Failing definite evidence to carry us back further, it becomes of importance to inquire whether there are any traditions in other places from which we may reason. In the “History of Gloucestershire,” printed by Samuel Rudder of Cirencester in 1779, we read that the parishioners of St. Briavels, hard by the Forest of Dean, “have a custom of distributing yearly upon Whitsunday, after divine service, pieces of bread and cheese to the congregation at church, to defray the expenses of which every householder in the parish pays a penny to the churchwardens; and this is said to be for the privilege of cutting and taking the wood in Hudnolls. The tradition is that the privilege was obtained of some Earl of Hereford, then lord of the Forest of Dean, at the instance of his lady, upon the same hard terms that Lady Godiva obtained the privileges for the citizens of Coventry.” It appears that Rudder, while in the main accurately relating both custom and tradition, has made the mistake of supposing that the payment was made to the churchwardens, whereas it was in all probability made to the constable of the castle of St. Briavels as warden of the Forest of Dean. The custom is now in a late stage of decadence, and local inquiries have failed to elicit any further details throwing light on the point under consideration.

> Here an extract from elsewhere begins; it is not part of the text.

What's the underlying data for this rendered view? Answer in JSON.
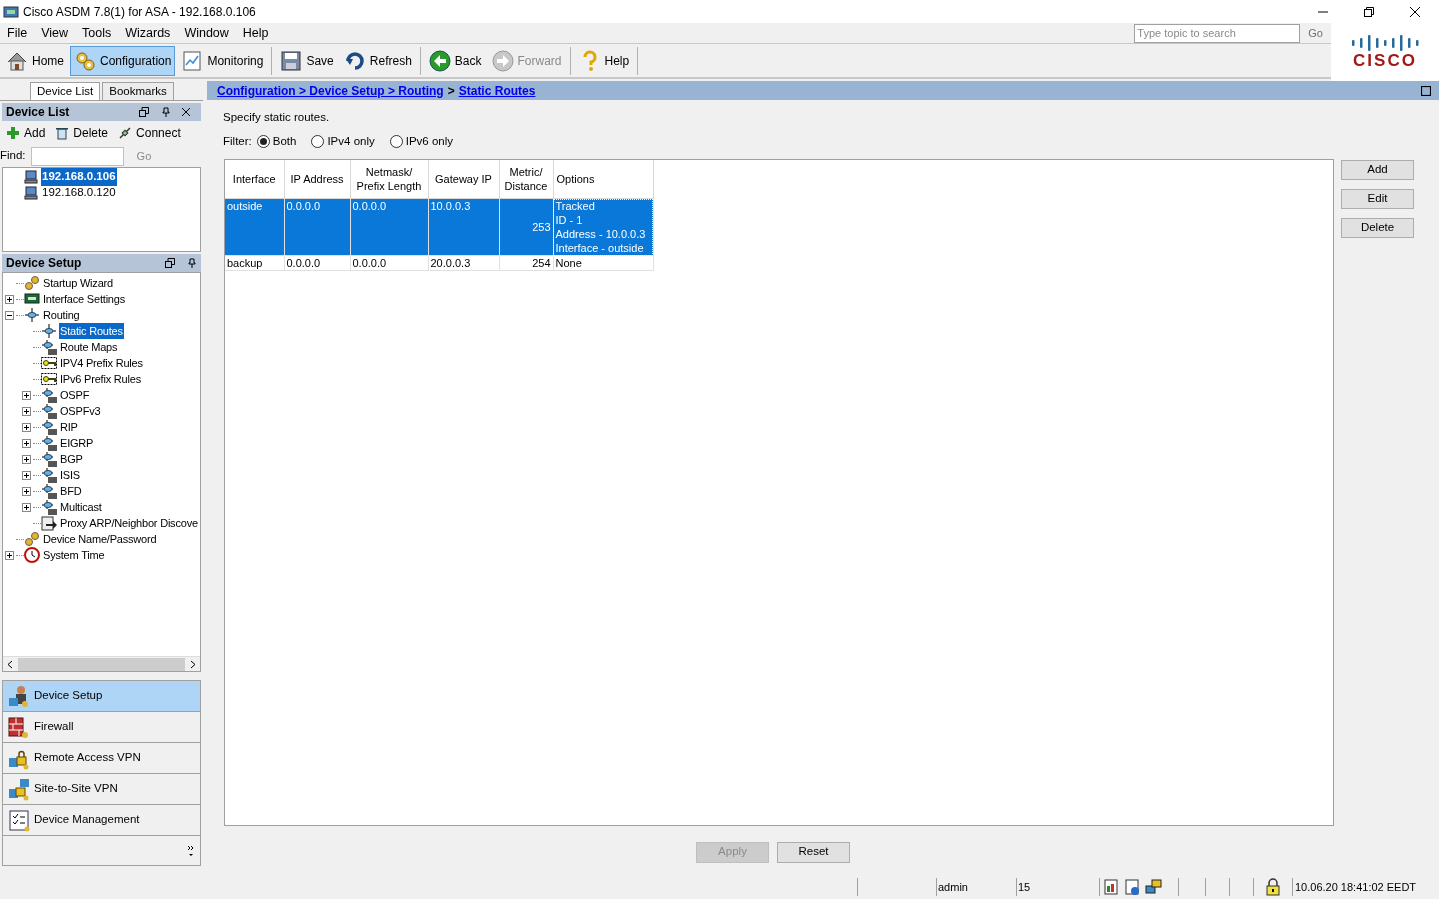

I am not aware of any other European tradition that will bear comparison with that of Godiva, but Liebrecht relates that he remembers in his youth, about the year 1820, in a ‘German newspaper, a story according to which a countess frees her husband’s subjects from a heavy punishment imposed by him. She undertakes to walk a certain course clad only in her shift, and she performs it, but clad in a shift of iron. The condition is here eluded rather than fulfilled; and the point of the story is consequently varied. It would be interesting to have the tale unearthed from the old newspaper, and to know where its scene was laid, and whether it was a genuine piece of folklore.